Title: The Witch Boy
Author/artist: Molly Knox Ostertag
Release Date: October 31, 2017
Publisher: Graphix (Scholastic imprint)
In thirteen-year-old Aster's family, all the girls are raised to be witches, while boys grow up to be shapeshifters. Anyone who dares cross those lines is exiled. Unfortunately for Aster, he still hasn't shifted... and he's still fascinated by witchery, no matter how forbidden it might be. When a mysterious danger threatens the other boys, Aster knows he can help -- as a witch. It will take the encouragement of a new friend, the non-magical and non-conforming Charlie, to convince Aster to try practicing his skills. And it will require even more courage to save his family... and be truly himself.
The Witch Boy is a story of searching and secrets, of magic, of the battle inside Aster of following through with what he feels is right and continuing his family's traditions.

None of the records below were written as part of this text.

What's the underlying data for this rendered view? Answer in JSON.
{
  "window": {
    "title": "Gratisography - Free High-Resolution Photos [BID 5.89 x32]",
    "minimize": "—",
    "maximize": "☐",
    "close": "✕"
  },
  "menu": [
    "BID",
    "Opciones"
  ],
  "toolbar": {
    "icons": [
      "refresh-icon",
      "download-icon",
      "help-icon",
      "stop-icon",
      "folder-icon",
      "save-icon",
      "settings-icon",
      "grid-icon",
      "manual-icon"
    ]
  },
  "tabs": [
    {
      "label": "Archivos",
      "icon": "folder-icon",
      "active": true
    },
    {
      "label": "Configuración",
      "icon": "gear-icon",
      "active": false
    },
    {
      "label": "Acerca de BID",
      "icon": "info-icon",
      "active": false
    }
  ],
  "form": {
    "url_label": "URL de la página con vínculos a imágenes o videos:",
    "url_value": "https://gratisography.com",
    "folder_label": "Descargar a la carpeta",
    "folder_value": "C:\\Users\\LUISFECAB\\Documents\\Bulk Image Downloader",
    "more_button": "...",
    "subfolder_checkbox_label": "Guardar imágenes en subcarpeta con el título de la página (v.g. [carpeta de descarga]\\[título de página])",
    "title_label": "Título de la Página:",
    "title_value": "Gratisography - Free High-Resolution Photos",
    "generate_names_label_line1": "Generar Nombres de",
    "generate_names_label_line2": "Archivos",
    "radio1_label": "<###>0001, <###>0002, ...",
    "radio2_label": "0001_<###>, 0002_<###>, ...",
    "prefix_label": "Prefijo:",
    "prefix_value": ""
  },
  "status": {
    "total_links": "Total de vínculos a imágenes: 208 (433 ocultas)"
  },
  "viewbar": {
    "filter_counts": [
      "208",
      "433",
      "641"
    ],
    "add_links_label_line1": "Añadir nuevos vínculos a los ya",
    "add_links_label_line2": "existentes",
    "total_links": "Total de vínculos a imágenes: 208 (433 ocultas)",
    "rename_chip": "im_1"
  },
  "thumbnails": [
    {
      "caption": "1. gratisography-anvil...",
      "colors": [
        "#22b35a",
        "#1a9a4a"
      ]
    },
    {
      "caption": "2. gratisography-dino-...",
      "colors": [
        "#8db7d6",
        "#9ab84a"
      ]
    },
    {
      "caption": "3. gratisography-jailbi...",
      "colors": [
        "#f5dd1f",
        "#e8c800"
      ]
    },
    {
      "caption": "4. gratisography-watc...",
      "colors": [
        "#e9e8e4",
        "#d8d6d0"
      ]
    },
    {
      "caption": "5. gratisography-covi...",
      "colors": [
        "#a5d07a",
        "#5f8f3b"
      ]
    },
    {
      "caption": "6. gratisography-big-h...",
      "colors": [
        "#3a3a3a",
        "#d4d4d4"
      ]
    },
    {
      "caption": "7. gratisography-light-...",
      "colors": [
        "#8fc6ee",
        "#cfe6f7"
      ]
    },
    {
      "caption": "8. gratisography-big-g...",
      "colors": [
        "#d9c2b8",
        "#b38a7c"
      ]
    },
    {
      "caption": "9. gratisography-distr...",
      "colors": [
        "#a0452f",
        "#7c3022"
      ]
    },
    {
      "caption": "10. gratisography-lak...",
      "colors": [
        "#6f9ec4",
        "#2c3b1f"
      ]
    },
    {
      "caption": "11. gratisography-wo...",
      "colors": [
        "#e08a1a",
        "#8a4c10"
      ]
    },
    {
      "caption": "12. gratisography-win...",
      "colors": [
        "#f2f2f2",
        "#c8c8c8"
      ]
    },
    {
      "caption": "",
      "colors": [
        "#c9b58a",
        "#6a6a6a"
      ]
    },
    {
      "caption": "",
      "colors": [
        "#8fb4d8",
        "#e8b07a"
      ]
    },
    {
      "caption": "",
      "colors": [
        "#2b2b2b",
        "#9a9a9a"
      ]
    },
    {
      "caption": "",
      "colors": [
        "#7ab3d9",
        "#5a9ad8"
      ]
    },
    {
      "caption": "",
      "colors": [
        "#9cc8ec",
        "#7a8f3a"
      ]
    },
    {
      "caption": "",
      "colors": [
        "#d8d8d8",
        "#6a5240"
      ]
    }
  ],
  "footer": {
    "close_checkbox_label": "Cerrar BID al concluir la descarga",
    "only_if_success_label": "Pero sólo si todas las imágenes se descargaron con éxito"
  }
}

Surrounded by family, his parents and sisters, aunts and uncles and cousins, Aster is lonely. He's quick and perceptive, caring and eager to learn, but lonely. He doesn't really fit in with his extended family of witches and shapeshifters. He's more interested in learning witchery than shapeshifting, but only girls are taught witchery. And so Aster is stuck between what he wants to be and what his family tells him he's supposed to be. But when something dangerous circles the family, when it takes and twists some of his cousins and threatens his family, Aster will have to gather up all of his courage in order to save them.
I rather enjoyed the artwork, it was the little details that I loved. The way everyone in Aster's family looked a little similar, how often red hair popped up in his family. The expressions on Aster's face, confusion and sorrow and shame. The little bits of magic, the symbols and the tools, the herbs hanging in the kitchen. The look of the monster hunting Aster's family, its unnatural shape.
I was looking forward to reading this and I'm happy that it didn't disappoint. It's about magic and family, about figuring out who you are inside. About lessons and learning. About being honest and finding the strength to tell your family the truth about yourself, that you're one thing instead of another. For Aster, that's telling his family that he's a witch instead of a shapeshifter, which was hard for him because at every turn he's reminded that only the girls of the family are taught to be witches. Knowing there will be another book, I'm curious to see where it will go, if Aster will be allowed to learn witchery and what he'll discover next.